- Born: 2 August 1926 Daira Din Panah, Muzaffargarh, Punjab, Pakistan
- Died: 26 February 2019 (aged 92) Hisar
- Resting place: Hisar
- Education: Master of Arts (Hindi)
- Occupations: Poet, Principal
- Writing career
- Pen name: Hans
- Language: Hindi
- Notable awards: Haryana Sahitya Akademi 1966 Rajya Kavi ; Haryana Sahitya Akademi 2006 Sur Puruskar ; Haryana Sahitya Akademi 2009 Haryana Sahitya Rattan Samman ;

= Uday Bhanu Hans =

Hindi poet (1926–2019)

Uday Bhanu (1926–2019) was a Hindi poet. He born in Daira Din Panah, Muzaffargarh, Punjab, Pakistan.
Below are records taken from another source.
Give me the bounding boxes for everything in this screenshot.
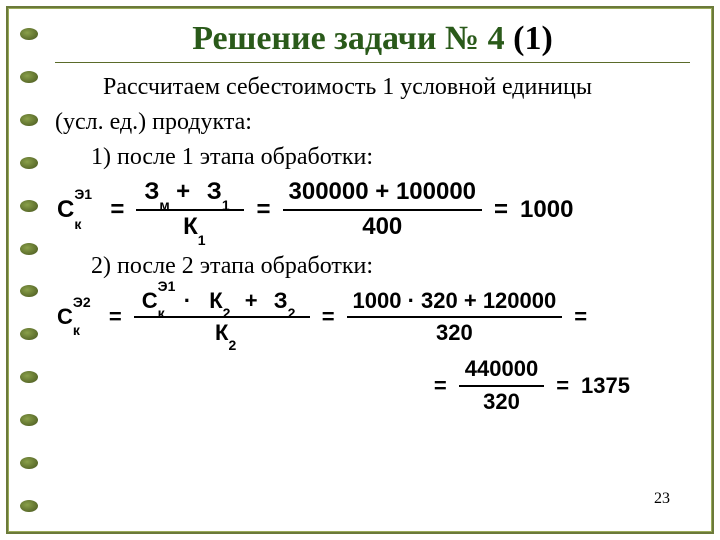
page-number: 23 [654,490,670,508]
f1-frac2: 300000 + 100000 400 [283,179,483,240]
equals-icon: = [106,196,128,224]
f2-frac2: 1000 · 320 + 120000 320 [347,289,563,345]
f1-lhs: С Э1 к [57,196,74,224]
title-rule [55,62,690,63]
title-main: Решение задачи № 4 [192,20,504,57]
equals-icon: = [318,304,339,330]
formula-stage2-line1: С Э2 к = СЭ1к · К2 + З2 К2 = 1000 · 320 … [55,289,690,345]
f2-result: 1375 [581,373,630,399]
f2-frac1: СЭ1к · К2 + З2 К2 [134,289,310,345]
f2-lhs: С Э2 к [57,304,73,330]
title-sub: (1) [513,20,553,57]
equals-icon: = [252,196,274,224]
f1-result: 1000 [520,196,573,224]
formula-stage1: С Э1 к = Зм + З1 К1 = 300000 + 100000 40… [55,179,690,240]
formula-stage2-line2: = 440000 320 = 1375 [55,357,690,413]
intro-line2: (усл. ед.) продукта: [55,108,690,137]
step1-label: 1) после 1 этапа обработки: [55,143,690,172]
equals-icon: = [490,196,512,224]
step2-label: 2) после 2 этапа обработки: [55,252,690,281]
slide-content: Решение задачи № 4 (1) Рассчитаем себест… [55,20,690,520]
equals-icon: = [552,373,573,399]
equals-icon: = [570,304,591,330]
slide-title: Решение задачи № 4 (1) [55,20,690,58]
side-bullets [20,20,42,520]
intro-line1: Рассчитаем себестоимость 1 условной един… [55,73,690,102]
f1-frac1: Зм + З1 К1 [136,179,244,240]
equals-icon: = [105,304,126,330]
f2-frac3: 440000 320 [459,357,544,413]
equals-icon: = [430,373,451,399]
He was bestowed with the title of the state poet of Haryana when Haryana became a state in 1966.

==Publications==

===Poetry===
- Bhedion Ke Dhang
- Hans Muktavali
- Sant Sipahi
- Desan Mein Des Haryana
- Sankh aur Shehnai
- Uday Bhanu Hans Rachanawali 1
- Uday Bhanu Hans Rachanawali 2
- Uday Bhanu Hans Rachanawali 3
- Uday Bhanu Hans Rachanawali 4

===Books written about him===
- Uday Bhanu Hans Ki Kavya Sadhna
- Udaybhanu Hans Ke Partinidhi Geet
- Kavya Sarovar Ka Hans

==Awards==
When Haryana became a separate state in 1966, Uday Bhanu was declared as its state poet of Haryana. He was awarded Sur Puruskar in 2006 and Haryana Sahitya Rattan Samman in 2009 by Haryana Sahitya Akademi. Uday Bhanu Hans Awards are given every year in his honour.

==Personal life==
Uday Bhanu was born on 2 August 1926 at Daira Din Panah in Muzaffargarh district of Pakistan. His family shifted to Hisar after partition of India in 1947 when he was 22 years old. He completed his Master of Arts in Hindi language and joined as a teacher. Yashpal Sharma was one of his students. He retired as principal of Government College, Hisar and lived in Hisar. He was also the secretary of Chandigarh Sahitya Akademi and a member of advisory committee of Haryana Sahitya Akademi.